The measurement or sensing of the mass of air-borne particles and particulate materials by means of a quartz (piezoelectric) crystal micro balance is well known in the art. The piezoelectric crystal is forced to vibrate, while the particles being sensed are caused to impinge upon the vibrating crystal surface. The particles are captured by the crystal, and the vibrating frequency of the crystal is caused to decrease as a result of their capture. The mass of the collected particles which is proportional to this frequency change, is then easily measured.
One of the problems with obtaining accurate measurements of the particle mass, however, is the "positive" capture or collection by the crystal of the air-borne particles. In order to provide a proper particle-captive surface for the vibrating crystal, the crystal has in the past been coated with tacky or adhesive substances, such as silicon oil and grease-like substances. The object of these tacky coatings is to rigidly couple or adhere the impinging particles to the crystal surface, so that they can sufficiently follow the movement of the crystal surface. When this condition is achieved, the "slaved" particles will alter the oscillation of the vibrating crystal. Such a teaching can be found in the art with reference to the U.S. patents to: R. L. Chuan, entitled: Apparatus for Sensing Air-borne Particulate Matter; U.S. Pat. No. 3,715,911; issued: May 11, 1970; and W. H. King, Jr., entitled: Piezocrystal Fluid Analyzer; U.S. Pat. No. 3,266,291; issued: Aug. 16, 1966.

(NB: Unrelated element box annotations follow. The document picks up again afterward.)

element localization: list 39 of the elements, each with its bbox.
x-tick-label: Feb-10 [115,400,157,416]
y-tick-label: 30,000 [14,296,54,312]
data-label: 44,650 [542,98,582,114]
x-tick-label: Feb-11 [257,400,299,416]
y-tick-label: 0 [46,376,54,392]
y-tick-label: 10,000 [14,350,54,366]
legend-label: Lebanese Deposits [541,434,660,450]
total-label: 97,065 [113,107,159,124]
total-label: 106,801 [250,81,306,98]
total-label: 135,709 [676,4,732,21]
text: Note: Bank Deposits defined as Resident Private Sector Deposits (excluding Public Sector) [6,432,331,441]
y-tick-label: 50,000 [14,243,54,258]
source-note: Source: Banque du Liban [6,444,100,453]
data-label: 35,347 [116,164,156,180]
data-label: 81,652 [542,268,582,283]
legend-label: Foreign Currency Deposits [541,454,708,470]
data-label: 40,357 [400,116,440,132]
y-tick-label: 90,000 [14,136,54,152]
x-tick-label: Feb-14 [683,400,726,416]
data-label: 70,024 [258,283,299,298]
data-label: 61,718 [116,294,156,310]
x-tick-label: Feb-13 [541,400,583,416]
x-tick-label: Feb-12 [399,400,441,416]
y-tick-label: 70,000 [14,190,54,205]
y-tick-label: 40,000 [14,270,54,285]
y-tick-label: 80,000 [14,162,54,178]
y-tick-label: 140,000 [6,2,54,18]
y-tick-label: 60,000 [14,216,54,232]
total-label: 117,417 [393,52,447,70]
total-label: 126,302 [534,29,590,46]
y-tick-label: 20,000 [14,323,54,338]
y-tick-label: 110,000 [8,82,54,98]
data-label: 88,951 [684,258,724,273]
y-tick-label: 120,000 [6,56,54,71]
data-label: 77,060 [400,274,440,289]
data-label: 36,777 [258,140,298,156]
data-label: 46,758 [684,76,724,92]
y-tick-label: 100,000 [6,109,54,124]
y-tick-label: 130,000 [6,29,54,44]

Tacky layers will usually provide the necessary adhesiveness to capture impinging particles, but have been found to give erroneous results. This is probably due to the fact that tacky materials are often too soft to rigidly couple the captured particles to the surface of the crystal, such that they follow the crystal movement and influence or alter the oscillations. If made more rigid so as to slave the particles to the crystal movement, these layers will not properly collect or capture the particles, such that the use of tacky layers can never be designed to be entirely successful.
Other problems with these tacky layers exist which further discourage their use. Such layers are designed to be thin so as to reduce layer shearing and crystal damping effects. When these layers are made thin, however, they are too thin to "positively" capture the incident particles; i.e., to hydrodynamically stagnate the impinging particles.
The invention is concerned with providing a surface for a mass-sensing piezoelectric crystal which will "positively" capture incident particles, such that: (1) they will not bounce when they impinge; and (2) their mass will be rigidly coupled to the oscillating crystal surface.